Rosenheim - Stadt und Landkreis Rosenheim haben dem Winter den Kampf angesagt. Die Salzdepots seien reichlich gefüllt:

Im Kreisbauhof lagern derzeit 6000 Tonnen, im städtischen Bauhof 380 Tonnen Streusalz. Zudem hat die Stadt ein Reservedepot in Stephanskirchen mit 500 Tonnen Salz und auch in Wasserburg werden weitere 40.000 Tonnen gehortet.
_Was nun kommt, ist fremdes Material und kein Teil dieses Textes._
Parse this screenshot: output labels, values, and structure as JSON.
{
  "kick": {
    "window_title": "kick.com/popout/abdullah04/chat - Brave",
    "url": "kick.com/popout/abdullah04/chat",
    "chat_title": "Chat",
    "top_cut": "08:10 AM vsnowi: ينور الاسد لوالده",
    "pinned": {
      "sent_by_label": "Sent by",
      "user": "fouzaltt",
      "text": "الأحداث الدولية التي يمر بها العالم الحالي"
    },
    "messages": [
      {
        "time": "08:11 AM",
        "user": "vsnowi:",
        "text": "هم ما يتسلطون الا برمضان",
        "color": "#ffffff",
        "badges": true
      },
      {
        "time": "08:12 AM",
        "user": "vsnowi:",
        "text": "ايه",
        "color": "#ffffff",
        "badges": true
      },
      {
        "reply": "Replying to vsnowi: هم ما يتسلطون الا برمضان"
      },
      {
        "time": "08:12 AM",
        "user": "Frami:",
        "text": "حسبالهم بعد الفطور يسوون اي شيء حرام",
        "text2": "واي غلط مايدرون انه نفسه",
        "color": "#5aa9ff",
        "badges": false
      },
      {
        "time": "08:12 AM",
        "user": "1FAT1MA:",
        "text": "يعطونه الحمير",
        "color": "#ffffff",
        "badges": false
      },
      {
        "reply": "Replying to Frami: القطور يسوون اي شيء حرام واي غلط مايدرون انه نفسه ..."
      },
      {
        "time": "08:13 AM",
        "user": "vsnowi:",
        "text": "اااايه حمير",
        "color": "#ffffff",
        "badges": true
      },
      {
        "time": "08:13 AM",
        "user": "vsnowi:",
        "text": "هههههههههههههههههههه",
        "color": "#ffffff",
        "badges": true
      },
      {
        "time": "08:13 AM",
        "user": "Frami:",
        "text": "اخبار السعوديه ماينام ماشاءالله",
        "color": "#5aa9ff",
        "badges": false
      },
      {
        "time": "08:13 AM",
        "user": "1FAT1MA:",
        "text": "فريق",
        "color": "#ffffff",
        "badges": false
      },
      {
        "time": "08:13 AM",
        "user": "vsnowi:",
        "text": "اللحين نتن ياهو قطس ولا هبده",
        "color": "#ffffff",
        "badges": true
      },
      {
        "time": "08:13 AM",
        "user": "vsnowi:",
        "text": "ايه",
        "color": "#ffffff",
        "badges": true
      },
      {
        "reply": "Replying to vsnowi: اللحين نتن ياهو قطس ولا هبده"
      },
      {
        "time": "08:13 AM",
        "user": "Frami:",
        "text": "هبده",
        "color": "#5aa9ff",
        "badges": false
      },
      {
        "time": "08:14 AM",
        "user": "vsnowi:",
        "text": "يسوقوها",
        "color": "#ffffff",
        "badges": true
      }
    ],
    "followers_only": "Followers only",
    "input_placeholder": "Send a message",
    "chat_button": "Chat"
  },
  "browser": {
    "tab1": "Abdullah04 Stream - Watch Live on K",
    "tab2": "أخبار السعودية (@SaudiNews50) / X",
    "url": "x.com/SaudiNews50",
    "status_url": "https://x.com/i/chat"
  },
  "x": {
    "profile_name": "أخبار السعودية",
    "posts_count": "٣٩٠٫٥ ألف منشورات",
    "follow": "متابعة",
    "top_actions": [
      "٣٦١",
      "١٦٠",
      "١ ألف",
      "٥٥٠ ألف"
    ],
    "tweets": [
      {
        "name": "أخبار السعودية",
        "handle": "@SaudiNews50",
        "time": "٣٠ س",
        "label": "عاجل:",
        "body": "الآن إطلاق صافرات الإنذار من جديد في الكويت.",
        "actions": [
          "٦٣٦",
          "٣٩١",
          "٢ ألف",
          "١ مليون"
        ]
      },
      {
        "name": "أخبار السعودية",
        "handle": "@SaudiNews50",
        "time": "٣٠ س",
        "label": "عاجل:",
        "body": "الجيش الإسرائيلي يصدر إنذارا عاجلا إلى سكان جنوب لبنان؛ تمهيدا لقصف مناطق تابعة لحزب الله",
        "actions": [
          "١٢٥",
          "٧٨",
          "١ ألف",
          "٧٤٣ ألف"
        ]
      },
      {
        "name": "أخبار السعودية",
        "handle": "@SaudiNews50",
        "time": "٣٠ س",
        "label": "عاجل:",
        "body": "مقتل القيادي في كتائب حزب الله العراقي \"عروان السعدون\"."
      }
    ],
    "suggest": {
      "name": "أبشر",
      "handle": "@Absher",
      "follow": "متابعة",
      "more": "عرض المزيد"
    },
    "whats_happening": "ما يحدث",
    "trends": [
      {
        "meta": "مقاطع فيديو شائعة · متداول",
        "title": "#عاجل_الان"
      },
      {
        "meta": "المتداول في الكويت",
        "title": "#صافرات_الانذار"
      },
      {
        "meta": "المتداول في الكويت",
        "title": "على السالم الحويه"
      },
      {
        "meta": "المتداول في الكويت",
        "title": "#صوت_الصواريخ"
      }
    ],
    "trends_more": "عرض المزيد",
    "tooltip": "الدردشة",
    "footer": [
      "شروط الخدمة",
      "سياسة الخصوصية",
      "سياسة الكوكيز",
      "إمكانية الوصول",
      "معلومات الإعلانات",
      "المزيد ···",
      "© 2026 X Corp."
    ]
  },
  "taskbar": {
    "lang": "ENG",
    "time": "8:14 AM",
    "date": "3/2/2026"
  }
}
Robert Lippold über die aktuelle Situation:

O-TON

Man habe sich schon früh auf den Winter vorbereitet, sagte der Leiter des städtischen Bauhofs Robert Lippold. So habe man auch den spekulativen Verkauf von Streusalz umgehen können. Während im Sommer die Tonne zwischen 70 und 90 Euro koste, sei der Preis im Winter auf 250 Euro pro Tonne gestiegen. Früher habe man im Laufe des Winters das benötigte Salz hinzugekauft, heute habe man die Reserve.

Der Landkreis verbraucht in einem normalen Winter etwa 3.500 Tonnen Salz, bei längeren Wintern bis zu 5.000 Tonnen. Die Stadt rechnet im Schlimmsten Fall mit einem Verbrauch von rund 110 Tonnen Streusalz.